Although actual results have historically been reasonably consistent with management’s expectations, actual
results may differ from these estimates or our estimates may be affected by different assumptions or conditions.
We believe the following critical accounting estimates are the most significant to the presentation of our
financial statements and require the most difficult, subjective and complex judgments.

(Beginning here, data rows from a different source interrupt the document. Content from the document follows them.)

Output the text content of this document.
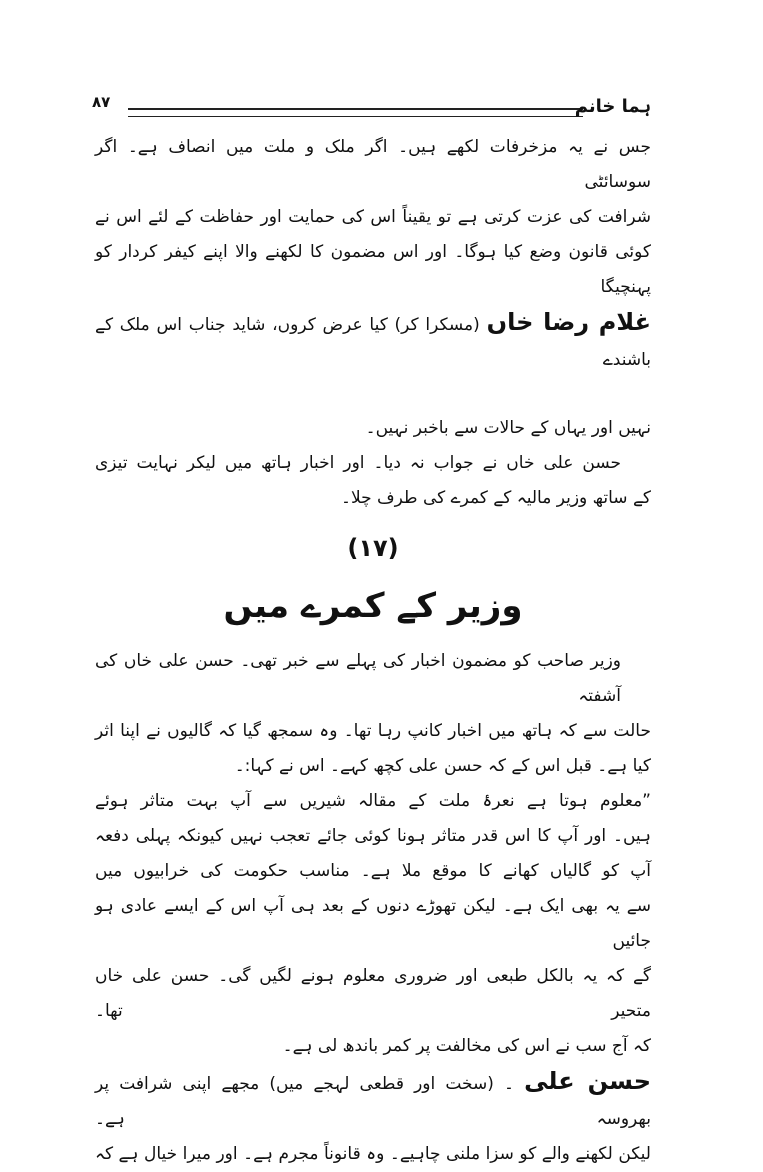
۸۷	ہما خانم
جس نے یہ مزخرفات لکھے ہیں۔ اگر ملک و ملت میں انصاف ہے۔ اگر سوسائٹی
شرافت کی عزت کرتی ہے تو یقیناً اس کی حمایت اور حفاظت کے لئے اس نے
کوئی قانون وضع کیا ہوگا۔ اور اس مضمون کا لکھنے والا اپنے کیفر کردار کو پہنچیگا
غلام رضا خاں (مسکرا کر) کیا عرض کروں، شاید جناب اس ملک کے باشندے
نہیں اور یہاں کے حالات سے باخبر نہیں۔
حسن علی خاں نے جواب نہ دیا۔ اور اخبار ہاتھ میں لیکر نہایت تیزی
کے ساتھ وزیر مالیہ کے کمرے کی طرف چلا۔
(۱۷)
وزیر کے کمرے میں
وزیر صاحب کو مضمون اخبار کی پہلے سے خبر تھی۔ حسن علی خاں کی آشفتہ
حالت سے کہ ہاتھ میں اخبار کانپ رہا تھا۔ وہ سمجھ گیا کہ گالیوں نے اپنا اثر
کیا ہے۔ قبل اس کے کہ حسن علی کچھ کہے۔ اس نے کہا:۔
”معلوم ہوتا ہے نعرۂ ملت کے مقالہ شیریں سے آپ بہت متاثر ہوئے
ہیں۔ اور آپ کا اس قدر متاثر ہونا کوئی جائے تعجب نہیں کیونکہ پہلی دفعہ
آپ کو گالیاں کھانے کا موقع ملا ہے۔ مناسب حکومت کی خرابیوں میں
سے یہ بھی ایک ہے۔ لیکن تھوڑے دنوں کے بعد ہی آپ اس کے ایسے عادی ہو جائیں
گے کہ یہ بالکل طبعی اور ضروری معلوم ہونے لگیں گی۔ حسن علی خاں متحیر تھا۔
کہ آج سب نے اس کی مخالفت پر کمر باندھ لی ہے۔
حسن علی ۔ (سخت اور قطعی لہجے میں) مجھے اپنی شرافت پر بھروسہ ہے۔
لیکن لکھنے والے کو سزا ملنی چاہیے۔ وہ قانوناً مجرم ہے۔ اور میرا خیال ہے کہ
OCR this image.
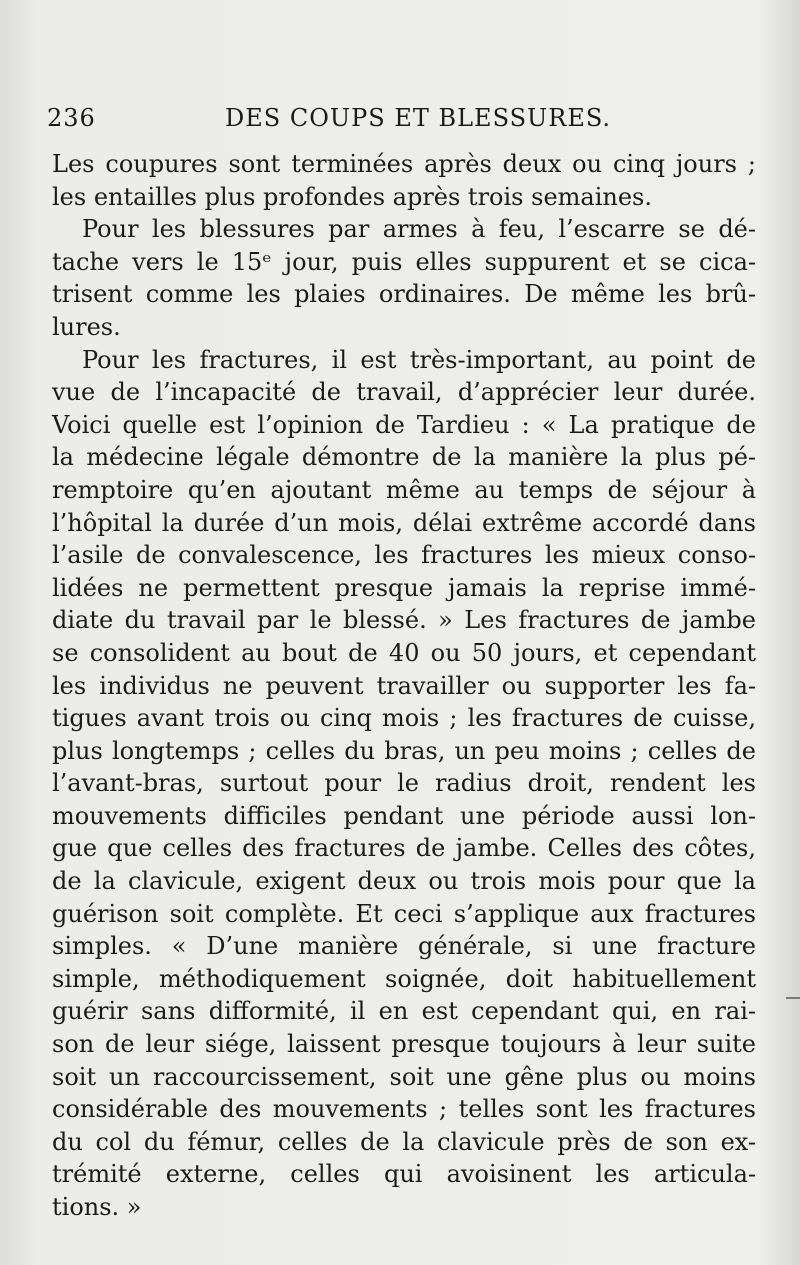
236	DES COUPS ET BLESSURES.
Les coupures sont terminées après deux ou cinq jours ;
les entailles plus profondes après trois semaines.
Pour les blessures par armes à feu, l’escarre se dé-
tache vers le 15ᵉ jour, puis elles suppurent et se cica-
trisent comme les plaies ordinaires. De même les brû-
lures.
Pour les fractures, il est très-important, au point de
vue de l’incapacité de travail, d’apprécier leur durée.
Voici quelle est l’opinion de Tardieu : « La pratique de
la médecine légale démontre de la manière la plus pé-
remptoire qu’en ajoutant même au temps de séjour à
l’hôpital la durée d’un mois, délai extrême accordé dans
l’asile de convalescence, les fractures les mieux conso-
lidées ne permettent presque jamais la reprise immé-
diate du travail par le blessé. » Les fractures de jambe
se consolident au bout de 40 ou 50 jours, et cependant
les individus ne peuvent travailler ou supporter les fa-
tigues avant trois ou cinq mois ; les fractures de cuisse,
plus longtemps ; celles du bras, un peu moins ; celles de
l’avant-bras, surtout pour le radius droit, rendent les
mouvements difficiles pendant une période aussi lon-
gue que celles des fractures de jambe. Celles des côtes,
de la clavicule, exigent deux ou trois mois pour que la
guérison soit complète. Et ceci s’applique aux fractures
simples. « D’une manière générale, si une fracture
simple, méthodiquement soignée, doit habituellement
guérir sans difformité, il en est cependant qui, en rai-
son de leur siége, laissent presque toujours à leur suite
soit un raccourcissement, soit une gêne plus ou moins
considérable des mouvements ; telles sont les fractures
du col du fémur, celles de la clavicule près de son ex-
trémité externe, celles qui avoisinent les articula-
tions. »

Revenue Allowances. We record a provision for estimated sales returns and allowances on product sales
for estimated future price reductions and other customer incentives in the same period that the related revenues
are recorded. We base these estimates on actual historical sales returns, allowances, historical price reductions,
market activity, and other known or anticipated trends and factors. These estimates are subject to management’s
judgment, and actual provisions could be different from our estimates and current provisions, resulting in future
adjustments to our revenues and operating results.
Inventory Valuation. At each balance sheet date, we evaluate our ending inventories for excess quantities
and obsolescence. This evaluation includes analysis of sales levels by product and projections of future demand.
These projections assist us in determining the carrying value of our inventory. Generally, inventories on hand in
excess of forecasted demand for the next two quarters are not valued. In addition, we write off inventories that
are considered obsolete. We adjust the remaining specific inventory balances to approximate the lower of our
standard manufacturing cost or market value. Among other factors, management considers forecasted demand in
relation to the inventory on hand, competitiveness of product offerings, market conditions and product life cycles
when determining obsolescence and net realizable value. If, in any period, we anticipate future demand or market
conditions to be less favorable than our previous estimates, additional inventory write-downs may be required
and would be reflected in cost of sales in the period the revision is made. This would have a negative impact on
our gross margin in that period. If in any period we are able to sell inventories that were not valued or that had
been written off in a previous period, related revenues would be recorded without any offsetting charge to cost of
sales, resulting in a net benefit to our gross margin in that period.
Goodwill. Goodwill represents the excess of the purchase price over the fair value of net tangible and
identifiable intangible assets acquired. Goodwill is not amortized, but rather is tested for impairment at least
annually, or more frequently if there are indicators of impairment present.